Doch man tut diesem Ausnahme-Musiker sehr Unrecht, wenn man ihn auf seine durchaus vorhandene besserwisserische Seite reduziert. Das beschreibt ihn ebenso unvollständig wie jene paar Gitarren-Hits à la "Dein ist mein ganzes Herz", die er in den späten 80er und frühen 90er Jahren hatte.
Nein, der Punkt ist: Kunze kann beides. Wortgewalt und Rock'n'Roll. Es ist dies ein Spagat, der den meisten deutschsprachigen Künstlern äußerst schwerfällt, doch Heinz Rudolf Kunze schafft ihn mühelos. Songs wie das zynische "Männergebet", das weinerliche "Leg nicht auf" und vor allem seine Hymne "Brille" sind da gute Beispiele.

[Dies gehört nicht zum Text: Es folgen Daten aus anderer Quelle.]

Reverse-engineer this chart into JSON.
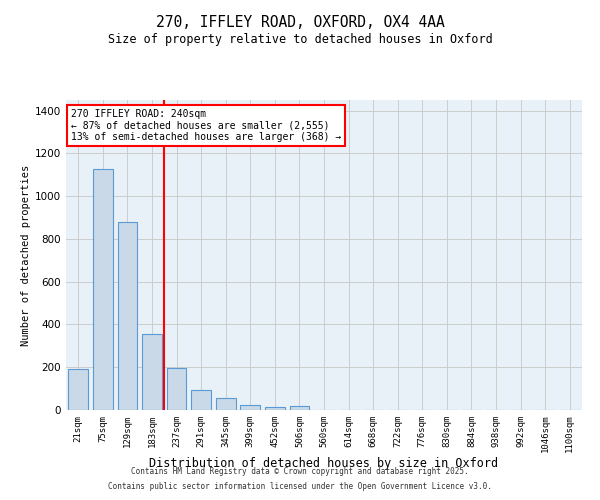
{
  "title_line1": "270, IFFLEY ROAD, OXFORD, OX4 4AA",
  "title_line2": "Size of property relative to detached houses in Oxford",
  "xlabel": "Distribution of detached houses by size in Oxford",
  "ylabel": "Number of detached properties",
  "categories": [
    "21sqm",
    "75sqm",
    "129sqm",
    "183sqm",
    "237sqm",
    "291sqm",
    "345sqm",
    "399sqm",
    "452sqm",
    "506sqm",
    "560sqm",
    "614sqm",
    "668sqm",
    "722sqm",
    "776sqm",
    "830sqm",
    "884sqm",
    "938sqm",
    "992sqm",
    "1046sqm",
    "1100sqm"
  ],
  "values": [
    190,
    1125,
    880,
    355,
    198,
    95,
    55,
    25,
    15,
    20,
    0,
    0,
    0,
    0,
    0,
    0,
    0,
    0,
    0,
    0,
    0
  ],
  "bar_color": "#c9d9e8",
  "bar_edge_color": "#5b9bd5",
  "vline_x": 3.5,
  "vline_color": "red",
  "annotation_text": "270 IFFLEY ROAD: 240sqm\n← 87% of detached houses are smaller (2,555)\n13% of semi-detached houses are larger (368) →",
  "annotation_box_color": "red",
  "annotation_text_color": "black",
  "ylim": [
    0,
    1450
  ],
  "yticks": [
    0,
    200,
    400,
    600,
    800,
    1000,
    1200,
    1400
  ],
  "grid_color": "#cccccc",
  "bg_color": "#e8f0f8",
  "footnote1": "Contains HM Land Registry data © Crown copyright and database right 2025.",
  "footnote2": "Contains public sector information licensed under the Open Government Licence v3.0."
}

In "Brille" gibt es eine Zeile, die Heinz Rudolf Kunze besser charakterisiert als alle schlauen feuilletonistischen Betrachtungen, die in all den Jahren über ihn erschienen sind: "Du must besser sein, Brille/besser als der Rest/A-Dur und vier Viertel/Und Rock-n-Roll als Härtetest".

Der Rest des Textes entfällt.